CPU usage will also be quite high during peek times (decompression). However, CPU pressure could further be reduced by sending the payload in smaller chunks with delays in between (which would obviously increase the time it takes for the exploit to work though). This would also give the OS more time to compress and/or deduplicate the large memory buffers.
Further Possible Improvements
There are a few sources of unreliability in the current exploit, mostly dealing with timing:
If a garbage collection cycle runs after we have corrupted the FreeSpan but before we have fixed it, we crash
If a compacting gargabe collection cycle runs after we have freed some of the ArrayBuffers but before we have triggered the overflow, the exploit fails as the Arena will be filled up again.
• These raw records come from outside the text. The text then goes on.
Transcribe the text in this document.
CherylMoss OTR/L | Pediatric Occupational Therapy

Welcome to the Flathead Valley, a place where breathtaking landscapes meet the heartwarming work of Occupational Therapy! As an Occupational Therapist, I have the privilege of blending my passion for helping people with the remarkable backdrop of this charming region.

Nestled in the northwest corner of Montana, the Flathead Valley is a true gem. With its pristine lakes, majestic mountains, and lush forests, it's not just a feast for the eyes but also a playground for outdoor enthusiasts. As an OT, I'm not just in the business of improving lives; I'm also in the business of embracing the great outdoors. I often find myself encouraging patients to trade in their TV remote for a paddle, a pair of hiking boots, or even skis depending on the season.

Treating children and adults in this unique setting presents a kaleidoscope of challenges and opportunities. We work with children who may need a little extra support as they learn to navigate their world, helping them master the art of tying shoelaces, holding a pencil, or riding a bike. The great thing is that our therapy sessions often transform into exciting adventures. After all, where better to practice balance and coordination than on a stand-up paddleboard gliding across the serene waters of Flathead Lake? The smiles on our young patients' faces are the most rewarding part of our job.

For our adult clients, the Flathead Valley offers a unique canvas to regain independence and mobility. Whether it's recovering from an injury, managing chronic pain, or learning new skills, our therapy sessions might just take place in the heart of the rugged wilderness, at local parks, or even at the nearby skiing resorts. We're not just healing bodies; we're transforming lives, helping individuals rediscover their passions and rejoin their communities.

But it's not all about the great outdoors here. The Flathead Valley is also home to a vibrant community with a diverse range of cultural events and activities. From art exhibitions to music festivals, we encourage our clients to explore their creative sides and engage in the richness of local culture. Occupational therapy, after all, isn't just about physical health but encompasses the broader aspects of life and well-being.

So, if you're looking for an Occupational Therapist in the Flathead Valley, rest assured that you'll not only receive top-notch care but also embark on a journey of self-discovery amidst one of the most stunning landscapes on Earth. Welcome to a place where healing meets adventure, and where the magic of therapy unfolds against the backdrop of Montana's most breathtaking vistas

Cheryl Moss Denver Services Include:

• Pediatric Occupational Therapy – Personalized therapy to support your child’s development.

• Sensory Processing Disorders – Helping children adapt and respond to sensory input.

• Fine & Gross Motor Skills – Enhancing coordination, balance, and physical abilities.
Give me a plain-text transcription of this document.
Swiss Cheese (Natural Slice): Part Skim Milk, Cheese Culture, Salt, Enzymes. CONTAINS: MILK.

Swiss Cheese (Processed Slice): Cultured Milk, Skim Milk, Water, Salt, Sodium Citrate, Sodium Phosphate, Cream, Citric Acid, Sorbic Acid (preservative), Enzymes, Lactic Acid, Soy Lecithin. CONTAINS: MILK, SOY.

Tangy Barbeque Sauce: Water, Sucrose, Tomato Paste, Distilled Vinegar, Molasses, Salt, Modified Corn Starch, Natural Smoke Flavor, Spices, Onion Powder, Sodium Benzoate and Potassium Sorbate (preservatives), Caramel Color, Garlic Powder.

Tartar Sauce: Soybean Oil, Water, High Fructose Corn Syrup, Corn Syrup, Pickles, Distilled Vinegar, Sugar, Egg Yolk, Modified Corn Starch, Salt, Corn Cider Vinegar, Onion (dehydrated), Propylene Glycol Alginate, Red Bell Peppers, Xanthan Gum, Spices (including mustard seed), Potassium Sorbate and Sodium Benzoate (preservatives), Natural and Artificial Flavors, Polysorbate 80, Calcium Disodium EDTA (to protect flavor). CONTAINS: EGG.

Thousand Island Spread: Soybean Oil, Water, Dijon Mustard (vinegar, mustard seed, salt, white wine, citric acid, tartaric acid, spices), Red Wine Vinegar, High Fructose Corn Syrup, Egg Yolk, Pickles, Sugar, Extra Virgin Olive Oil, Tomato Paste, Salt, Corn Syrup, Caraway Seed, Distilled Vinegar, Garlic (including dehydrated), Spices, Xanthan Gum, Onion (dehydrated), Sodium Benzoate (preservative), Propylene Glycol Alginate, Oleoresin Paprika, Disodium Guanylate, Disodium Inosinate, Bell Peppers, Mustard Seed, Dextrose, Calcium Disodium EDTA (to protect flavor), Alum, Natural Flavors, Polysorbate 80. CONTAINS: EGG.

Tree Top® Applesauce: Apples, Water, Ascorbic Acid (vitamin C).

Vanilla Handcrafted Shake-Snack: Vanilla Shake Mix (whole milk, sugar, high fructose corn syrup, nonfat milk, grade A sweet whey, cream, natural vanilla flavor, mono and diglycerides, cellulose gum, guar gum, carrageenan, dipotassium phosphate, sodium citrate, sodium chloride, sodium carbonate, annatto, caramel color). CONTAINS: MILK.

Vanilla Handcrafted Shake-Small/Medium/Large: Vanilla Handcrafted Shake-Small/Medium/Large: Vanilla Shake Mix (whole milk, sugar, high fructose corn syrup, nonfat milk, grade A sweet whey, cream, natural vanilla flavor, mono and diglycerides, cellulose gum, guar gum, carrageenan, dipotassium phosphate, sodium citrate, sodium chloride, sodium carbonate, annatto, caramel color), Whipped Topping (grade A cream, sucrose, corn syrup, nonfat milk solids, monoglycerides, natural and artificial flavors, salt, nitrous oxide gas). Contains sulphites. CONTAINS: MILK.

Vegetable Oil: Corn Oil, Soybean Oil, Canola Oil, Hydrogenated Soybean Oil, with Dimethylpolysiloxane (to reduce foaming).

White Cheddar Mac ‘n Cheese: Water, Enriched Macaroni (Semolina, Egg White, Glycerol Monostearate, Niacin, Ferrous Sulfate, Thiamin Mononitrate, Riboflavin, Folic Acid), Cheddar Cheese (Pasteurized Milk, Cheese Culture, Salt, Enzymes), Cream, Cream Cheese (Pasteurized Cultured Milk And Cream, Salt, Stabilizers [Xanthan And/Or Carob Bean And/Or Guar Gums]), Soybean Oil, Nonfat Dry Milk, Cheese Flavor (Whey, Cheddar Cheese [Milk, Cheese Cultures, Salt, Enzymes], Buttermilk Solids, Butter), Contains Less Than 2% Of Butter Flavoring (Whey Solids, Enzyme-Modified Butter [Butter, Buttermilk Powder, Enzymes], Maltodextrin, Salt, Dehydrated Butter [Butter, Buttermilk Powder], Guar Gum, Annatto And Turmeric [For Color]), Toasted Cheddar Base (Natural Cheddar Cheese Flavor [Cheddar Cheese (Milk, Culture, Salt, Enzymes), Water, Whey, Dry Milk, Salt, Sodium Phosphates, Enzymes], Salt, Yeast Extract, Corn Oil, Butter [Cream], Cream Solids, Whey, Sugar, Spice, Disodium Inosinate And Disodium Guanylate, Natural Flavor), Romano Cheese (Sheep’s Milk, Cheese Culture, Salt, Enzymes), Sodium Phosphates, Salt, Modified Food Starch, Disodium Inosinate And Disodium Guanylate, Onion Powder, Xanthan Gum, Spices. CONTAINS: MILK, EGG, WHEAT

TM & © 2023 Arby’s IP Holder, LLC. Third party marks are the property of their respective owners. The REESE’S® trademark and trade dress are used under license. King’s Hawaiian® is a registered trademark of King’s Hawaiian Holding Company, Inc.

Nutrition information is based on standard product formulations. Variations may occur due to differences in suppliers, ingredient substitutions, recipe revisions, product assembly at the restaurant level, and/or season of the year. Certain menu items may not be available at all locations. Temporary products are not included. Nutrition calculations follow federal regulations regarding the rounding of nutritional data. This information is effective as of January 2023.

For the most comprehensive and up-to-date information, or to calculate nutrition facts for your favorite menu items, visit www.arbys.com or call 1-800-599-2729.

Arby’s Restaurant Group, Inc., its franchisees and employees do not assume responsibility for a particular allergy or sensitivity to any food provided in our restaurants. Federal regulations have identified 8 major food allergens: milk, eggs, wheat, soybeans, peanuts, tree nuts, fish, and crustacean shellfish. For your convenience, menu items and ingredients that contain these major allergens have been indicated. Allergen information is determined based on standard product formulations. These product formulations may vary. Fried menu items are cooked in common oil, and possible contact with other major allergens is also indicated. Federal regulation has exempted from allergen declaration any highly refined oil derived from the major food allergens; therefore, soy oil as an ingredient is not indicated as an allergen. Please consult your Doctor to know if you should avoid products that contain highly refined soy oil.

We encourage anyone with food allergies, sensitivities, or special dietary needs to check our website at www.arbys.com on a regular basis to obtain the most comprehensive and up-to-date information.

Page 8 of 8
If the fake free Cell happens to be placed inside the freed ArrayBuffer’s cell, then our exploit will fail and the browser will crash during the next gargabe collection cycle. With 25 cells per arena this
gives us a theoretical 1/25 chance to fail. However, in my experiments, the free cells were always located at the same offset (1216 bytes into the Arena), indicating that the state of the engine at the beginning of the exploit is fairly deterministic (at least regarding the state of the Arenas holding objects of size 160 bytes).
From my experience, the exploit runs pretty reliable (>95%) if the browser is not under heavy usage. The exploit still works if 10+ other tabs are open, but might fail if for example a large web application is currently loading.
While the bug isn’t ideal from an attacker’s perspective, it still can be exploited fairly reliably and without too much bandwidth usage. It is interesting to see how various technologies (compression, same page merging, …) can make a bug such as this one easier to exploit.
Thinking of ways to prevent exploitability of such a bug, a few things come to mind. One fairly generic mitigation are guard pages (a page leading to a segfault whenever accessed in some way). These would have to be allocated before or after every mmap allocated region and would thus protect against exploitation of linear overflows such as this one. They would, however, not protect against non-linear overflows such as this bug. Another possibility would be to introduce internal mmap randomization to scatter the allocated regions throughout the address space (likely only effective on 64-bit systems). This would best be performed by the kernel, but could also be done in userspace.